As a courteous smoker, I get totally pissed when another smoker ignores every rule you just listed.  This goes for bars too.  I cant stand the person who lights a cig, and then to keep the smoke out of his face, holds it out over their shoulder so it goes right in the persons face sitting behind them.  


Knowing you are a smoker has now ruined any credibility you had as food critic for me. As a former smoker, I had no idea how food really tasted until I quit. You should try vaping e-cigs instead. 


@ScottsMerkin When I was a smoker I was a very courteous smoker. I had it down to a science. I could smoke a pack a day and you could not smell it on me. I didnt want to smell like smoke so I was pretty sure that the innocent people around me didnt want to, either. I actually put forth great effort to make sure that my smoke went away from everyone.

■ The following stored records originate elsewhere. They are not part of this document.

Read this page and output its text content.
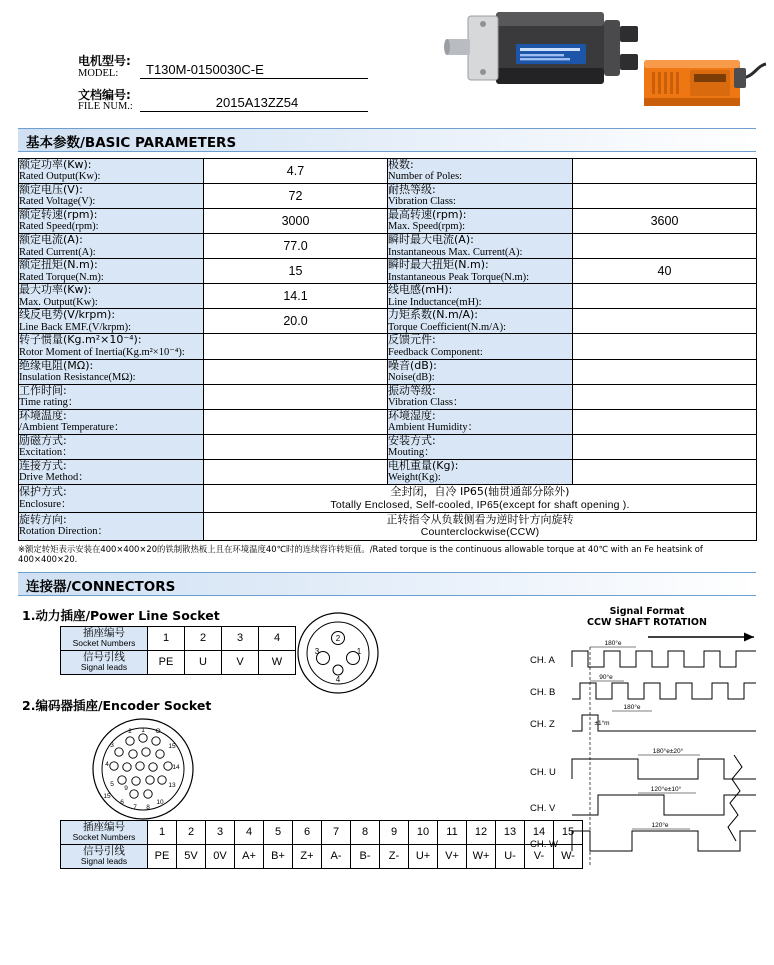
电机型号:
MODEL:	T130M-0150030C-E
文档编号:
FILE NUM.:	2015A13ZZ54
基本参数/BASIC PARAMETERS
额定功率(Kw):
Rated Output(Kw):	4.7	极数:
Number of Poles:	

额定电压(V):
Rated Voltage(V):	72	耐热等级:
Vibration Class:	

额定转速(rpm):
Rated Speed(rpm):	3000	最高转速(rpm):
Max. Speed(rpm):	3600

额定电流(A):
Rated Current(A):	77.0	瞬时最大电流(A):
Instantaneous Max. Current(A):	

额定扭矩(N.m):
Rated Torque(N.m):	15	瞬时最大扭矩(N.m):
Instantaneous Peak Torque(N.m):	40

最大功率(Kw):
Max. Output(Kw):	14.1	线电感(mH):
Line Inductance(mH):	

线反电势(V/krpm):
Line Back EMF.(V/krpm):	20.0	力矩系数(N.m/A):
Torque Coefficient(N.m/A):	

转子惯量(Kg.m²×10⁻⁴):
Rotor Moment of Inertia(Kg.m²×10⁻⁴):		反馈元件:
Feedback Component:	

绝缘电阻(MΩ):
Insulation Resistance(MΩ):		噪音(dB):
Noise(dB):	

工作时间:
Time rating：		振动等级:
Vibration Class：	

环境温度:
/Ambient Temperature：		环境湿度:
Ambient Humidity：	

励磁方式:
Excitation：		安装方式:
Mouting：	

连接方式:
Drive Method：		电机重量(Kg):
Weight(Kg):	

保护方式:
Enclosure：

全封闭，自冷 IP65(轴贯通部分除外)
Totally Enclosed, Self-cooled, IP65(except for shaft opening ).

旋转方向:
Rotation Direction：

正转指令从负载侧看为逆时针方向旋转
Counterclockwise(CCW)
※额定转矩表示安装在400×400×20的铁制散热板上且在环境温度40℃时的连续容许转矩值。/Rated torque is the continuous allowable torque at 40℃ with an Fe heatsink of 400×400×20.
连接器/CONNECTORS
1.动力插座/Power Line Socket
插座编号
Socket Numbers	1	2	3	4

信号引线
Signal leads	PE	U	V	W
2
3	1
4
2.编码器插座/Encoder Socket
2 1 O
3	15
4	14
5	13
6
7 8
10
15
9
插座编号
Socket Numbers	1	2	3	4	5	6	7	8	9	10	11	12	13	14	15

信号引线
Signal leads	PE	5V	0V	A+	B+	Z+	A-	B-	Z-	U+	V+	W+	U-	V-	W-
Signal Format
CCW SHAFT ROTATION
CH. A
CH. B
CH. Z
CH. U
CH. V
CH. W
180°e
90°e
180°e
±1°m
180°e±20°
120°e±10°
120°e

Having said that, I did from time to time switch into dick mode. I could make my Marlboro billow smoke like Max Cady's cigar. If I heard too many non-smokers complaining about the smoke in a known smoking bar, I would drop a cancerous cumulonimbus cloud on their asses and smile the whole time I was doing it.


@RcfromOC I can't believe I had any credibility, but yes, I have moved over to e-cigs now for the most part.

ScottsMerkin topcommenter

@JustSaying @ScottsMerkin totally acceptable, dont walk into a known smoking bar and then bitch.  Another fun trick is if you see someone you know is annoying walking in and you know they hate smoke, lighting a cig will immediately divert their desired seating path away from you.  this also works to keep non smokers from elbowing up too close to you at the bar.  Hot chicks excepted


@GavinCleaver @RcfromOC Good for you. Your credibility is back. My son recently opened up a Vapor shop in Oak Cliff and we are amazed at how many people are converting. He custom mixes the liquids for his customers. So much better for folks.